Canadian Woman Charged $1 Million for Giving Birth

Here's a tip: If you're even remotely close to your due date, are thinking of flying to another country and don't have health insurance, you may want to stay home. A Canadian mother learned the hard way just how pricey that predicament can be, when she unexpectedly gave birth in Hawaii and was hit with a whopping $1 million hospital bill upon her return home.


Jennifer Huculak of Saskatchewan was actually cleared by her doctor to travel when she and her husband jetted off to the big island of Hawaii for a little R & R in October, 2013. After all, she was a whole nine weeks away from her due date, and not expected to go into labor early. But in a twist of fate, Huculak did go into labor early—her water broke just two days into their trip. The unexpected and difficult birth left Huculak bedridden in a Hawaiian hospital for an agonizing six weeks, and her premature daughter in intensive care for a whole two months.

But here's the thing: Huculak did go through the trouble of buying traveler's insurance through Blue Cross before even stepping on the plane for her vacation, she says the provider is now refusing to pay the bill, which eventually reached a staggering $950,000.

Wondering how Blue Cross could possibly walk away from such a jaw-dropping bill—and for something so commonplace as giving birth? CTV News reports that the insurance provider has ruled Huculak's bladder infection the reason for the early labor, and are citing that as a pre-existing condition which exempts them from covering costs. But according to Huculak, Hawaiian doctors actually told her that the bladder infection had nothing to do with sending her into labor.

"The specialist in Hawaii said that these things just happen," she told CTV News. "There’s nothing that causes them."

Her doctor has even sent a letter to Blue Cross stating the very same thing, but to no avail.

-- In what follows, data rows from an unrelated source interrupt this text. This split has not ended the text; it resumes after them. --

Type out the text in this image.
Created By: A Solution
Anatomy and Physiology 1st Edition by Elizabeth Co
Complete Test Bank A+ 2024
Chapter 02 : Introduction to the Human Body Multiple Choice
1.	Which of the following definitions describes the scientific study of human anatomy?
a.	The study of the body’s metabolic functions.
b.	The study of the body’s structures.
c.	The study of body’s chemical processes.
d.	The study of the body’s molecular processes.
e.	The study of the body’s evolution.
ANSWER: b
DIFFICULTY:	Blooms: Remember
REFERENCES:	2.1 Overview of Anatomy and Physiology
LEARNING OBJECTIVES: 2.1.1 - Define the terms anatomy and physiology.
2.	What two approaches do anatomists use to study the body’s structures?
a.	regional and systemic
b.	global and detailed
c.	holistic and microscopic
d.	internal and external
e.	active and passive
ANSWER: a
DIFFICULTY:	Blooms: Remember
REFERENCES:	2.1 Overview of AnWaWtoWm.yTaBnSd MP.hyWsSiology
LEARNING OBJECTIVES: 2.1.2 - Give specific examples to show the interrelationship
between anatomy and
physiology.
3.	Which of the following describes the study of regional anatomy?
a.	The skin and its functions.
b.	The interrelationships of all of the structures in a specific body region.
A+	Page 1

In the meantime, the Huculaks are faced with one pretty upsetting reality: they can either keep fighting the claim, or declare bankruptcy. Either way, it's all been a pretty distressing year for the family.

"It’s a very sad situation to be in and people need to be aware that insurance companies will deny you if they have anything they can go on," said the mom, who notes that the Blue Cross pamphlet she received before buying the insurance made no warnings about pre-existing conditions.